Everything Put Together Falls Apart
Updated 2002-11-26 16:00:00
Previously, on Dawson's Creek: I don't know. Some boring, pointless ***** that no one watching this show really cares about. I mean, come on. Why are you still watching? I bet you five hundred dollars that it's one of a very few reasons: you're still hoping for a Joey/Pacey reunion; you've got the hots for someone on the show; or you've come this far, there's nothing else on Wednesdays at eight, and you just have to see the goddamn thing through to the end. All valid reasons. On the other hand, if you think you can extricate yourself, if there's any way that you can manage to pull yourself away from this show at all, for the love of God, get out now. Get out and never look back. Go! Go! Save yourself! Leave me! Run! Ruuuuuuuuuuuuuuuuun!

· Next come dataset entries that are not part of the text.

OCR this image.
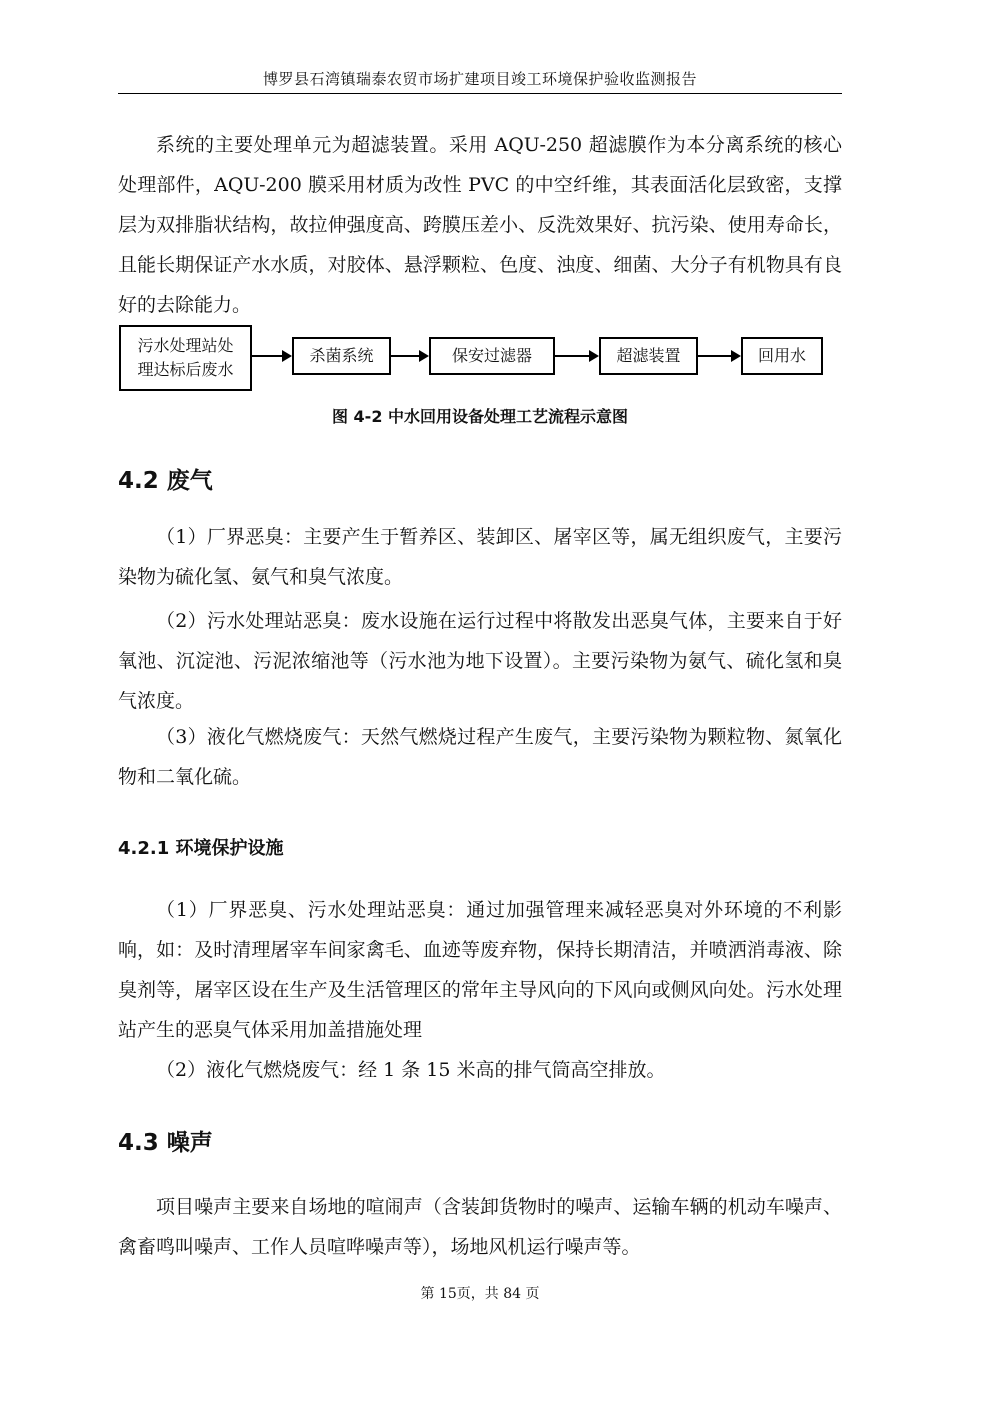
博罗县石湾镇瑞泰农贸市场扩建项目竣工环境保护验收监测报告

系统的主要处理单元为超滤装置。采用 AQU-250 超滤膜作为本分离系统的核心处理部件，AQU-200 膜采用材质为改性 PVC 的中空纤维，其表面活化层致密，支撑层为双排脂状结构，故拉伸强度高、跨膜压差小、反洗效果好、抗污染、使用寿命长，且能长期保证产水水质，对胶体、悬浮颗粒、色度、浊度、细菌、大分子有机物具有良好的去除能力。

污水处理站处理达标后废水
杀菌系统	保安过滤器	超滤装置	回用水
图 4-2 中水回用设备处理工艺流程示意图
4.2 废气

（1）厂界恶臭：主要产生于暂养区、装卸区、屠宰区等，属无组织废气，主要污染物为硫化氢、氨气和臭气浓度。

（2）污水处理站恶臭：废水设施在运行过程中将散发出恶臭气体，主要来自于好氧池、沉淀池、污泥浓缩池等（污水池为地下设置）。主要污染物为氨气、硫化氢和臭气浓度。

（3）液化气燃烧废气：天然气燃烧过程产生废气，主要污染物为颗粒物、氮氧化物和二氧化硫。

4.2.1 环境保护设施

（1）厂界恶臭、污水处理站恶臭：通过加强管理来减轻恶臭对外环境的不利影响，如：及时清理屠宰车间家禽毛、血迹等废弃物，保持长期清洁，并喷洒消毒液、除臭剂等，屠宰区设在生产及生活管理区的常年主导风向的下风向或侧风向处。污水处理站产生的恶臭气体采用加盖措施处理

（2）液化气燃烧废气：经 1 条 15 米高的排气筒高空排放。

4.3 噪声

项目噪声主要来自场地的喧闹声（含装卸货物时的噪声、运输车辆的机动车噪声、禽畜鸣叫噪声、工作人员喧哗噪声等），场地风机运行噪声等。

第 15页，共 84 页
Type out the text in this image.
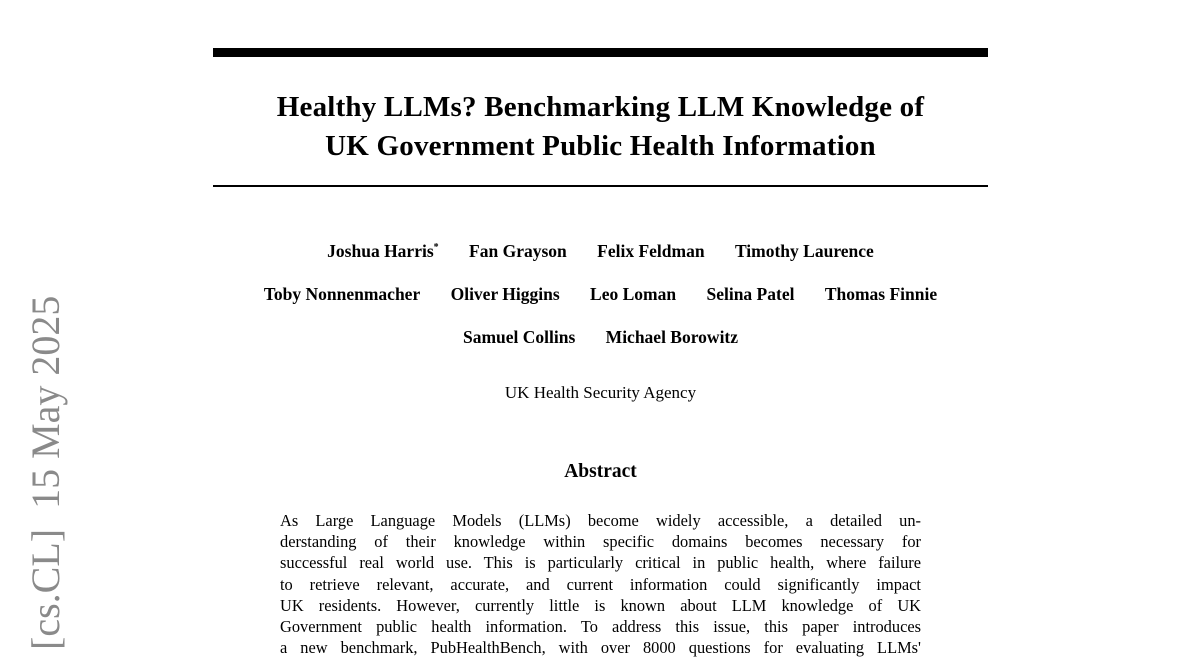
[cs.CL]  15 May 2025
Healthy LLMs? Benchmarking LLM Knowledge of
UK Government Public Health Information
Joshua Harris* Fan Grayson Felix Feldman Timothy Laurence
Toby Nonnenmacher Oliver Higgins Leo Loman Selina Patel Thomas Finnie
Samuel Collins Michael Borowitz
UK Health Security Agency
Abstract
As Large Language Models (LLMs) become widely accessible, a detailed un-
derstanding of their knowledge within specific domains becomes necessary for
successful real world use. This is particularly critical in public health, where failure
to retrieve relevant, accurate, and current information could significantly impact
UK residents. However, currently little is known about LLM knowledge of UK
Government public health information. To address this issue, this paper introduces
a new benchmark, PubHealthBench, with over 8000 questions for evaluating LLMs'
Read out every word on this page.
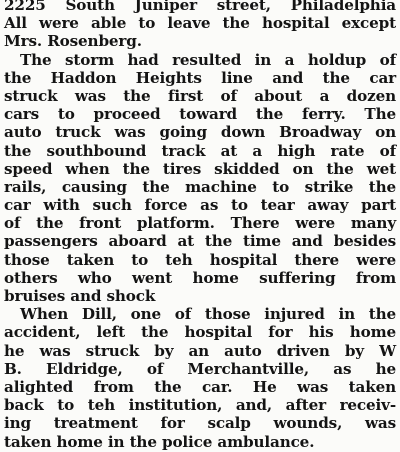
2225 South Juniper street, Philadelphia
All were able to leave the hospital except
Mrs. Rosenberg.
The storm had resulted in a holdup of
the Haddon Heights line and the car
struck was the first of about a dozen
cars to proceed toward the ferry. The
auto truck was going down Broadway on
the southbound track at a high rate of
speed when the tires skidded on the wet
rails, causing the machine to strike the
car with such force as to tear away part
of the front platform. There were many
passengers aboard at the time and besides
those taken to teh hospital there were
others who went home suffering from
bruises and shock
When Dill, one of those injured in the
accident, left the hospital for his home
he was struck by an auto driven by W
B. Eldridge, of Merchantville, as he
alighted from the car. He was taken
back to teh institution, and, after receiv-
ing treatment for scalp wounds, was
taken home in the police ambulance.
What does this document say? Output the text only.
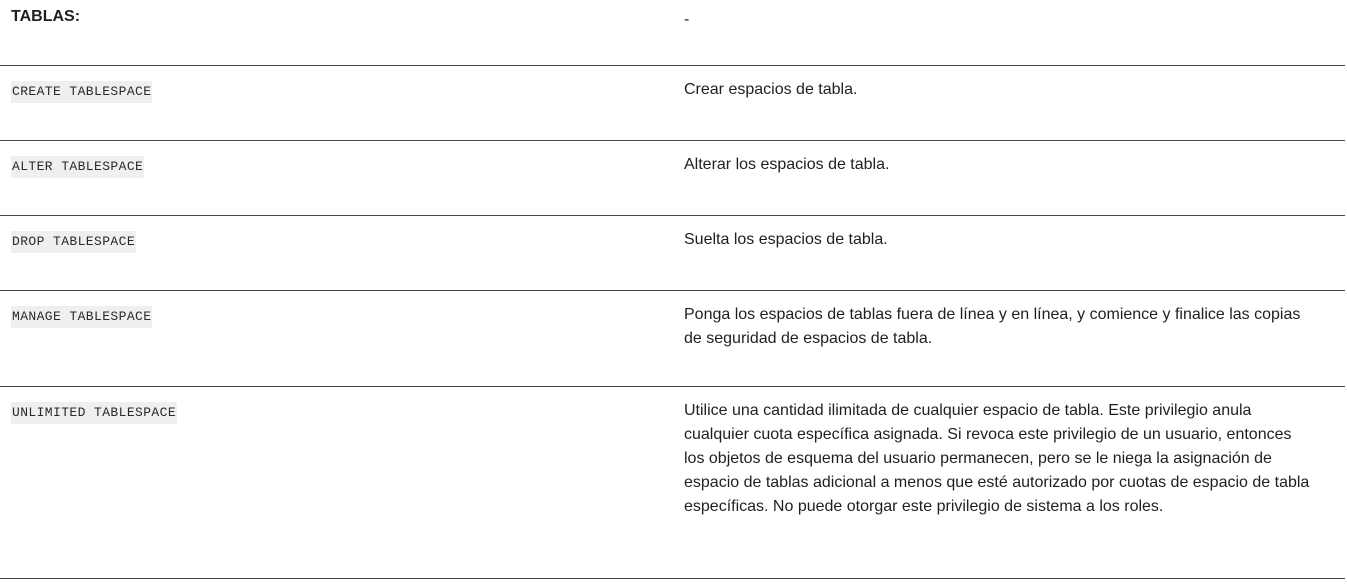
TABLAS:	-
CREATE TABLESPACE	Crear espacios de tabla.
ALTER TABLESPACE	Alterar los espacios de tabla.
DROP TABLESPACE	Suelta los espacios de tabla.
MANAGE TABLESPACE	Ponga los espacios de tablas fuera de línea y en línea, y comience y finalice las copias de seguridad de espacios de tabla.
UNLIMITED TABLESPACE	Utilice una cantidad ilimitada de cualquier espacio de tabla. Este privilegio anula cualquier cuota específica asignada. Si revoca este privilegio de un usuario, entonces los objetos de esquema del usuario permanecen, pero se le niega la asignación de espacio de tablas adicional a menos que esté autorizado por cuotas de espacio de tabla específicas. No puede otorgar este privilegio de sistema a los roles.
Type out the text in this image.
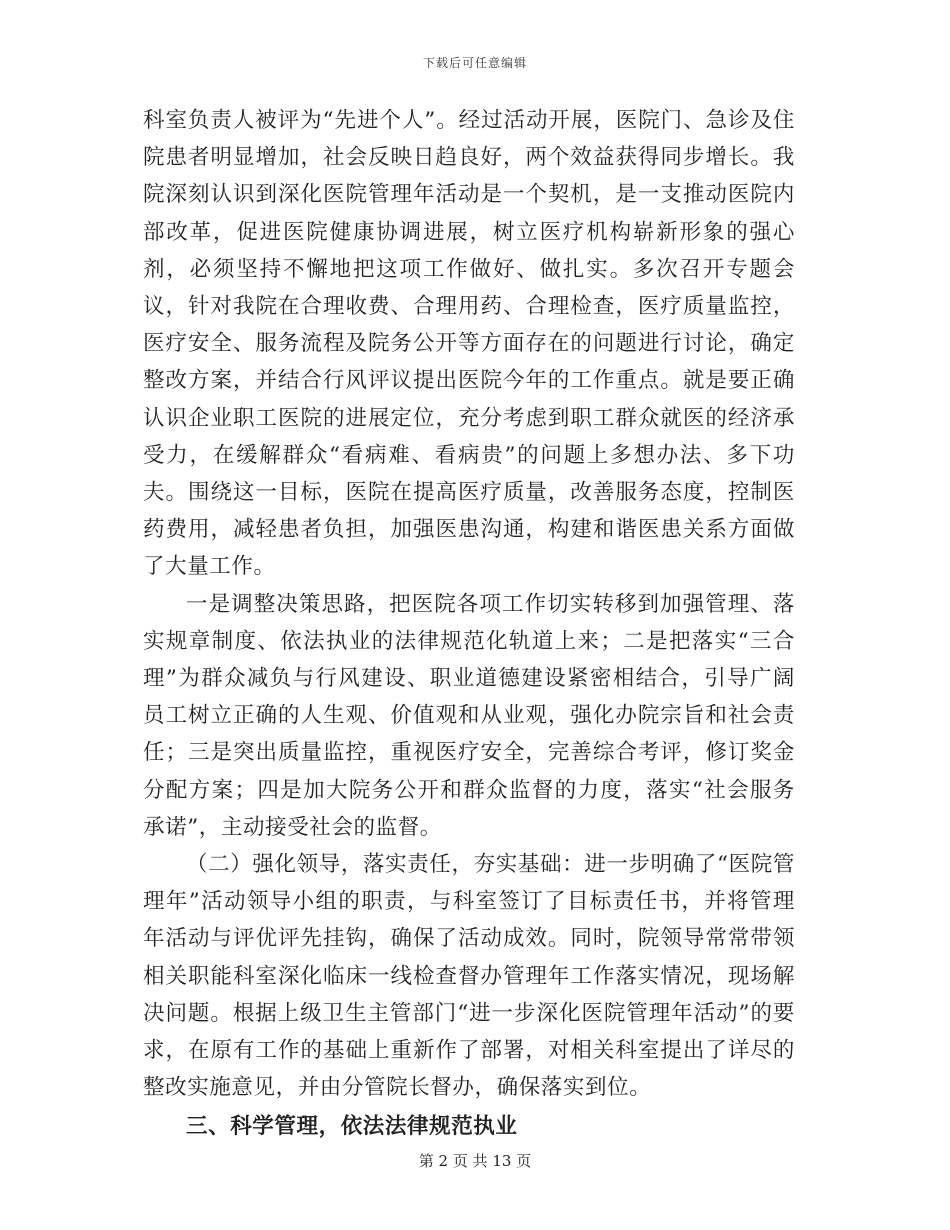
下载后可任意编辑

科室负责人被评为“先进个人”。经过活动开展，医院门、急诊及住院患者明显增加，社会反映日趋良好，两个效益获得同步增长。我院深刻认识到深化医院管理年活动是一个契机，是一支推动医院内部改革，促进医院健康协调进展，树立医疗机构崭新形象的强心剂，必须坚持不懈地把这项工作做好、做扎实。多次召开专题会议，针对我院在合理收费、合理用药、合理检查，医疗质量监控，医疗安全、服务流程及院务公开等方面存在的问题进行讨论，确定整改方案，并结合行风评议提出医院今年的工作重点。就是要正确认识企业职工医院的进展定位，充分考虑到职工群众就医的经济承受力，在缓解群众“看病难、看病贵”的问题上多想办法、多下功夫。围绕这一目标，医院在提高医疗质量，改善服务态度，控制医药费用，减轻患者负担，加强医患沟通，构建和谐医患关系方面做了大量工作。

一是调整决策思路，把医院各项工作切实转移到加强管理、落实规章制度、依法执业的法律规范化轨道上来；二是把落实“三合理”为群众减负与行风建设、职业道德建设紧密相结合，引导广阔员工树立正确的人生观、价值观和从业观，强化办院宗旨和社会责任；三是突出质量监控，重视医疗安全，完善综合考评，修订奖金分配方案；四是加大院务公开和群众监督的力度，落实“社会服务承诺”，主动接受社会的监督。

（二）强化领导，落实责任，夯实基础：进一步明确了“医院管理年”活动领导小组的职责，与科室签订了目标责任书，并将管理年活动与评优评先挂钩，确保了活动成效。同时，院领导常常带领相关职能科室深化临床一线检查督办管理年工作落实情况，现场解决问题。根据上级卫生主管部门“进一步深化医院管理年活动”的要求，在原有工作的基础上重新作了部署，对相关科室提出了详尽的整改实施意见，并由分管院长督办，确保落实到位。

三、科学管理，依法法律规范执业

第 2 页 共 13 页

We open on the set of What If We Threw A Subplot And Nobody Came?, where a bunch of polyester-clad extras are jiving to "We Are Family," which is like my least favorite disco song ever. And I like disco. But "We Are Family" is, in my opinion, weak sauce. What about some ABBA, people? Todd calls, "cut," and the music stops. Forever! Okay, not forever. But a girl can dream. Dawson brings Todd a cheese danish, which he promptly shoves in his mouth. Dawson comments mildly that this is Todd's fourth danish of the day and he might have to "stage an intervention." Dude, if loving cheese danish is wrong, I don't want to be right. In fact, I might need to run out to Costco and buy a platter of danishes to get me through the rest of this episode, especially considering that we're only two minutes in and I'm already wondering whether I ought to start drinking or just go straight to the hard drugs. Todd mumbles through a mouthful of pastry that ever since Dawson made him quit smoking, he's become "some kind of cyborg-like eating machine." Dawson dismisses this -- why? I don't know. Becoming a cyborg-like eating machine makes plenty of sense to me. But then, I used to recap The X-Files -- and says that Todd's eating because he's nervous. He's being Nervous Todd. "Nervous Todd?" Todd asks. Dawson calls Nervous Todd "one of the many faces of Todd," which apparently include "Drunk and Belligerent Todd," "Sober and Belligerent Todd," "Creepy, Corny Todd" and "Sweet Todd, who is usually accompanied by Hidden Agenda Todd." This whole subplot makes me Bitter, Unhappy Recapper Jessica, who is usually accompanied by Wants To Kill Herself Jessica. And, apparently, today we're being introduced to Wearing A Brand New Wiglet Dawson, because those bangs aren't anywhere near being real. It turns out that they're waiting for some guy who's this big fancy actor, and Todd is nervous because this big fancy actor is going to do for Todd's movie "what Janet Leigh did for Psycho, what Drew Barrymore did for Scream." Because, you know, Scream and Psycho are roughly equivalent. Note to TPTB: Kevin Williamson isn't the executive producer anymore. You can stop kissing his ass. Although I did like Scream, I have to admit. Pass me a danish.